The Slatest

The Father of the Las Vegas Shooter Was a Notorious Bank Robber Who Escaped From Prison 

The Mandalay Bay Resort and Casino in Las Vegas after Sunday night’s mass shooting. 

AFP/Getty Images

News reports suggest Stephen Paddock, a reclusive professional gambler who lived in a retirement community in Nevada, had a very limited public profile before perpetrating one of the deadliest mass shootings in American history. His late father, a notorious bank robber who spent eight years on the FBI’s 10 Most Wanted List after escaping from a federal prison in Texas, was a very different kind of criminal. The elder Paddock, whose nicknames included “Big Daddy” and “Chrome Dome,” was charged in 1960 with stealing about $25,000 from three separate bank branches in Phoenix, Arizona. Paddock was 34 at the time, and had already been to prison twice for his role in what the Arizona Republic called “confidence games.”

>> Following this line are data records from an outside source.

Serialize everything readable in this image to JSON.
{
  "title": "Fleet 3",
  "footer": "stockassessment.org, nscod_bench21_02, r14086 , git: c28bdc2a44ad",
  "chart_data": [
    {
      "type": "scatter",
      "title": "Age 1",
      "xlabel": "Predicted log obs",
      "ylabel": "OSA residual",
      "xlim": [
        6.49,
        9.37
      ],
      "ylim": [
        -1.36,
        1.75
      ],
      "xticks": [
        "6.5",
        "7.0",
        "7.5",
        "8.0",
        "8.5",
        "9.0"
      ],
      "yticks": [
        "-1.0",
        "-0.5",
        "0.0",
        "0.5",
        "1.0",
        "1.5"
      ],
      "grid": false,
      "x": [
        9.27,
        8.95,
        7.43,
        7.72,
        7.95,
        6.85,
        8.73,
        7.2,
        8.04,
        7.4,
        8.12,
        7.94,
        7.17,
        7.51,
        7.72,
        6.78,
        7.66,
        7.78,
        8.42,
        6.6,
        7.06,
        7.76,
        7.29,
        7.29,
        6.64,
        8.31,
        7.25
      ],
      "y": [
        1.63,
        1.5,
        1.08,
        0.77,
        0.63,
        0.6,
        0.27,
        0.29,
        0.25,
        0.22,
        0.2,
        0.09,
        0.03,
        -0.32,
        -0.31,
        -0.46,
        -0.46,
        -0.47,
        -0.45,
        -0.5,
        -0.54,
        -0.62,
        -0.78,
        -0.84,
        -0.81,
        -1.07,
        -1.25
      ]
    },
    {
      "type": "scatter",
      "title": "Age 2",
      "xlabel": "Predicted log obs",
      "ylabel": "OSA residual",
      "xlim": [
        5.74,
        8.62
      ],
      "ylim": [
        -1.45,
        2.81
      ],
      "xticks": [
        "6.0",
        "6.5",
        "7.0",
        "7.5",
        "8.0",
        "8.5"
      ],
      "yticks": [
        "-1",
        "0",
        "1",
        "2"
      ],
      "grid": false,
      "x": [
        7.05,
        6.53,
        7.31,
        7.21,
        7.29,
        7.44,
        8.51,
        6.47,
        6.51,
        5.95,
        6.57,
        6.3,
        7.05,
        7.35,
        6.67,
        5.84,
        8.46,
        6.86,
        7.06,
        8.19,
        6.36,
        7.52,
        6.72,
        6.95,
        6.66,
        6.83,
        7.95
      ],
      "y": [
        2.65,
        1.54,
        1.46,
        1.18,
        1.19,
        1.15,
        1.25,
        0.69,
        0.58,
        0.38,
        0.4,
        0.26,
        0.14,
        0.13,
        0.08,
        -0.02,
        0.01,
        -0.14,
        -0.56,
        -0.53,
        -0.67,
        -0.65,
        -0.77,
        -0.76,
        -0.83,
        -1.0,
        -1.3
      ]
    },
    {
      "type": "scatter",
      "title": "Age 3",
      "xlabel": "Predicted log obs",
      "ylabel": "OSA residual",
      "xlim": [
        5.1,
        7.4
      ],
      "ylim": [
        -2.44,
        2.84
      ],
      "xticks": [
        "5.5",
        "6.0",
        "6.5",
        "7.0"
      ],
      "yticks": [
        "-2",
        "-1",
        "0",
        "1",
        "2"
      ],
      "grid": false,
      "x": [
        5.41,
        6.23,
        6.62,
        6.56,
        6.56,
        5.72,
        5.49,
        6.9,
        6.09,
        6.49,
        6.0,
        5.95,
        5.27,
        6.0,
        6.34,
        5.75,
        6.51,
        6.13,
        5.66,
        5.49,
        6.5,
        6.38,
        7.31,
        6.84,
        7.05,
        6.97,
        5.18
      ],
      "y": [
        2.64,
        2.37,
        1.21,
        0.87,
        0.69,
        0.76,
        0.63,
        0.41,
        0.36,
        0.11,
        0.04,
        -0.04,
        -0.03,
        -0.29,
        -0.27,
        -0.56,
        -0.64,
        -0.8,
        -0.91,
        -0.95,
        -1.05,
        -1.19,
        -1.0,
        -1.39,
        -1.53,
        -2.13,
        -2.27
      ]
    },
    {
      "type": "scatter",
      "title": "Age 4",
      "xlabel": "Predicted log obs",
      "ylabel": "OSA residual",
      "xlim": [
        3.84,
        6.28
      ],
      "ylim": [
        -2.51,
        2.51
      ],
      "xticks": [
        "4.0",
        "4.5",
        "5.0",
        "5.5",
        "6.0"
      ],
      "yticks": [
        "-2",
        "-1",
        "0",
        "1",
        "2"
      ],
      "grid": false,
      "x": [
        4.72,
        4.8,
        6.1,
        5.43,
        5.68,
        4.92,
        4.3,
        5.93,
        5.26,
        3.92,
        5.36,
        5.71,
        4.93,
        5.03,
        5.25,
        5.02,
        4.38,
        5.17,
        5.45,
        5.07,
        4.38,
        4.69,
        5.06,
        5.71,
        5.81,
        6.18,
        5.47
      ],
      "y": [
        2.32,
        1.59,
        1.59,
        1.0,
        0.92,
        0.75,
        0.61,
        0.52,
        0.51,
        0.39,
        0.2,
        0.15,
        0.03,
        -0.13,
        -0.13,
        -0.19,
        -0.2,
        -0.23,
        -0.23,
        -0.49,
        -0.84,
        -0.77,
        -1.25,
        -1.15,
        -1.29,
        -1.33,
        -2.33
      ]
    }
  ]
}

According to witnesses who testified at Patrick Benjamin Paddock’s trial in 1960, an assistant bank manager took the initiative to follow him after one of the robberies and took note of the unusual radio antennas affixed to his getaway vehicle. Two days later, six FBI agents located Paddock near a gas station in downtown Las Vegas. When the bank robber tried to run one of them over with his car, the agent fired at his windshield. Paddock was arrested shortly thereafter; a search of his vehicle turned up a loaded .38 snub-nose revolver, a blackjack, and about $3,000 in cash.

Prior to his arrest, Paddock had been living in Tucson with his wife and four kids. (Most likely, the gunman who carried out Sunday night’s attack was among them.) According to a newspaper account, the family’s neighbors said they couldn’t believe that Paddock—who was known as a “hot rod racer who keeps his head shaved so he resembles Yul Brynner”—“was involved in crime.”

Paddock, who pleaded not guilty to charges of armed robbery, was convicted by a jury in early 1961. A judge sentenced him to 20 years in prison.

The authorities could not hold him for long. On Dec. 31, 1968, Paddock, who admitted trying to sneak out of a Las Vegas jail after his arrest, broke free from a federal prison in La Luna, Texas. Six months later,  the FBI added him to its 10 Most Wanted list.. (You can see the wanted poster, which refers to Paddock as “psychopathic,” here.)

After his disappearance, the career criminal wouldn’t surface again until 1978. He reappeared in Springfield, Ore., where he lived for an unknown length of time under the alias “Bruce Ericksen” while running a shady bingo parlor and a side-business turning back car odometers. An obituary that ran in an Oregon newspaper, the Eugene Register-Guard, in 1998, explained that Paddock had partnered on the bingo parlor with an obscure nonprofit to skirt state gambling laws. Describing its subject as “a con man who loved to stick his pudgy thumb in the eye of authority,” the obit reported that in the wake of his apprehension in Oregon, Paddock was paroled by federal authorities after just one year away. He then returned to Oregon to open a new bingo parlor, this time under the guise of a non-denominational church, of which he claimed to be the pastor. In 1987, the state attorney general charged him with civil racketeering in connection with the bingo parlor, but a judge let him off with a $100,000 fine. 

According to his obit, Paddock most likely spent his final 10 years living in Texas, where, according to the woman he lived with, he helped her run a machine shop and received a VA pension. “I always felt he spent his whole life trying to atone for his past,” the woman told the Register-Guard after Paddock’s death at 77.